Por fim, a empresa diz que a liberação dos importados ocorrerá quando o Congresso resolver a questão tributária e regulatória. Para as empresas brasileiras, 70% do preço da arma são impostos, o que não incide sobre as estrangeiras e pode criar uma concorrência desleal.
Mas brigar com a indústria de armas não é a única prioridade da nova frente. O parlamentar diz que o Parlamento tem de fazer a discussão sobre posse e porte, que não pode ficar apenas na mão do Executivo.
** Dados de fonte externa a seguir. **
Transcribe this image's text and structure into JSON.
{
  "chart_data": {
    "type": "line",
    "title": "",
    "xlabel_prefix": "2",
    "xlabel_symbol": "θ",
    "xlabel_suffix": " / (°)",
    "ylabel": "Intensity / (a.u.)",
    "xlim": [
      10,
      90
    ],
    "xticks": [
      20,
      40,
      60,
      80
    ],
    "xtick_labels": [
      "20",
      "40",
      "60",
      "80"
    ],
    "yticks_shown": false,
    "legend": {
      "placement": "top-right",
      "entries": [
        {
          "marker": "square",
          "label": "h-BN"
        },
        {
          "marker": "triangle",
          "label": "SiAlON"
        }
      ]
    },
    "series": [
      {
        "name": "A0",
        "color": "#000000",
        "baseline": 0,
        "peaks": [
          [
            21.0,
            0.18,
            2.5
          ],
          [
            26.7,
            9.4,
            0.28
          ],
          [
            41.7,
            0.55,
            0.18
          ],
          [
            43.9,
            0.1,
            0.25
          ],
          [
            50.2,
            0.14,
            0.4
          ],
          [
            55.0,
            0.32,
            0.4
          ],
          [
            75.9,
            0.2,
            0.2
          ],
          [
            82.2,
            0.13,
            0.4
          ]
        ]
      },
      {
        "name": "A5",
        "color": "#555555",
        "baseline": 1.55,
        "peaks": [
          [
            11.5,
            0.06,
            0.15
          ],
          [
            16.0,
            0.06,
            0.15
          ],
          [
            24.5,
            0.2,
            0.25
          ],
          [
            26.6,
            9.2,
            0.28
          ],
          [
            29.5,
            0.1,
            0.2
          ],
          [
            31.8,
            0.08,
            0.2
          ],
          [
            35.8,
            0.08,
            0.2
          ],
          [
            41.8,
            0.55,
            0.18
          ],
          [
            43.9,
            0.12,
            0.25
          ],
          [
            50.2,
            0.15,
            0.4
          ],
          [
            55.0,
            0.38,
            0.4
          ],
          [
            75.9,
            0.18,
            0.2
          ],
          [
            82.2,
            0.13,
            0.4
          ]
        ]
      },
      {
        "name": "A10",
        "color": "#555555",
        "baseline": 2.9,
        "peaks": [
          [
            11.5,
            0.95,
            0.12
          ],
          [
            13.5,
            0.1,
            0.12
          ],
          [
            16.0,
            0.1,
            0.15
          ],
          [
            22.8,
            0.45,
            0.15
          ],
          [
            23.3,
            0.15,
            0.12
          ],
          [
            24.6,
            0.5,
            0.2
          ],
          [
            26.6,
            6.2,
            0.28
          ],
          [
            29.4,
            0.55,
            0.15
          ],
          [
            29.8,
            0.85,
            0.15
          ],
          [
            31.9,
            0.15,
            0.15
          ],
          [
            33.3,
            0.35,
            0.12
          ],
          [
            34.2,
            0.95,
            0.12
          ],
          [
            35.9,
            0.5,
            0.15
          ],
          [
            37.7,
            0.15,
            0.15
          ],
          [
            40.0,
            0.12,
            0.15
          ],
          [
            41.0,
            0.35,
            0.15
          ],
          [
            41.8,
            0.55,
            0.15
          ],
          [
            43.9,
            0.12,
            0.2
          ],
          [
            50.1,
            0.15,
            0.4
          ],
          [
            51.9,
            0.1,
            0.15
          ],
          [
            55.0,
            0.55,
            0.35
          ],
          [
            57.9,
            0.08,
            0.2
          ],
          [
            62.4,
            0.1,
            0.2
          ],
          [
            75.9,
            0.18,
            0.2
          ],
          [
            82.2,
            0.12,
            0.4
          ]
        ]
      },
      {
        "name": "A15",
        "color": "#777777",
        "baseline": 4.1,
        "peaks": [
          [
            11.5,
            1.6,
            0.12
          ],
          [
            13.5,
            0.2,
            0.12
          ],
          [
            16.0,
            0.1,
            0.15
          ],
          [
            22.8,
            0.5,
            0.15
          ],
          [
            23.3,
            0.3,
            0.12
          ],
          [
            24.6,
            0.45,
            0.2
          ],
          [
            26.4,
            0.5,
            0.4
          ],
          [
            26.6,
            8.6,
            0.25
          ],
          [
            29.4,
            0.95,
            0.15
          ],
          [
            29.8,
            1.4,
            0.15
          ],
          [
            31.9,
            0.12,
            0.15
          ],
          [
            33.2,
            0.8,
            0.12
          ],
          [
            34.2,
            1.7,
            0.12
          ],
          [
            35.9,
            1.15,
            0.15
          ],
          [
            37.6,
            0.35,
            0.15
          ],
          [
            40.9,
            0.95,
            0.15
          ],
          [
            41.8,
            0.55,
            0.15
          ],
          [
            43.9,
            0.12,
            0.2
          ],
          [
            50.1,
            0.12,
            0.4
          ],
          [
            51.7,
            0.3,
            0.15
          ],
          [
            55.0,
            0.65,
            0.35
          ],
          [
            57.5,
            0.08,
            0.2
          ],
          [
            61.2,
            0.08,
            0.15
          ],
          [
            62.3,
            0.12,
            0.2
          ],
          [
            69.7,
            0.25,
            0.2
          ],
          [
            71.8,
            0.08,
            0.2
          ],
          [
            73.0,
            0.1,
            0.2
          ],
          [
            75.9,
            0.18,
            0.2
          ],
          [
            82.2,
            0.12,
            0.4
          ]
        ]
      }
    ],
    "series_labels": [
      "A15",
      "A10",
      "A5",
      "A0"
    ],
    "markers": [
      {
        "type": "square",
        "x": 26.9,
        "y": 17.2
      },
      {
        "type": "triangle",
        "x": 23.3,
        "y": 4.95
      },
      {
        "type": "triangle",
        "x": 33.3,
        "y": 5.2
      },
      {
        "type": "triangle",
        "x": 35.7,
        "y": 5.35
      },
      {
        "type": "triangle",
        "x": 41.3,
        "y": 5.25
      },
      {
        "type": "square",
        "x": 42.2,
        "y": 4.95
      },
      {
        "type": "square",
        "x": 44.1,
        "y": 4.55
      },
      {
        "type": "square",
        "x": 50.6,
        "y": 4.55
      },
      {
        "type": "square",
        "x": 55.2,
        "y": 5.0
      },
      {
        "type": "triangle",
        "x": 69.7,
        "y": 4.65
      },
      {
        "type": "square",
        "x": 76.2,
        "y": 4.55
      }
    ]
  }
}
Em um dos primeiros atos de seu governo, Bolsonaro baixou um decreto tentando facilitar as regras para a posse de armas. Mas mudanças mais profundas precisam de nova legislação.
Uma alteração importante seria uniformizar os critérios para obtenção de arma, que atualmente são sujeitos à aprovação da Polícia Federal.
“Se você atingir os critérios da lei –maior de 25 anos, sem queixa de violência doméstica, não ter antecedentes criminais, ter aptidão física e psicológica e possuir curso de tiro e tiver emprego fixo–, tem que poder comprar. Hoje vai da interpretação do delegado da PF. Se ele não for com a tua cara, não dá [a posse]”.
DISCURSO
Talvez para tornar mais palatável o tema, a frente propõe também endurecer a lei para quem dispara uma arma “por motivo torpe”.
“Como diz a frase dos quadrinhos do Stan Lee: com grandes poderes, vêm grandes responsabilidades. Se você usar essa arma numa briga de trânsito, tem que ser exemplarmente punido”, afirma ele, que defende a criação de uma nova tipificação criminal para casos assim.
O discurso do deputado Trutis é um pouco diferente dos argumentos típicos da bancada da bala, que defende o armamento “para matar bandido”.
Sua retórica é mais parecida com a da Segunda Emenda da Constituição americana, de que ter uma arma é um direito individual.
“Compra, posse e porte de arma têm a ver com liberdade de escolha”, diz ele.
Dar armas aos cidadãos, ele admite, não vai acabar com a violência. “Quando eu compro um casaco, eu não quero acabar com o inverno. Eu quero me proteger do frio. Quando eu compro uma arma, eu não quero acabar com a criminalidade. Eu quero deixar a minha integridade física e a da minha residência mais seguras”, diz.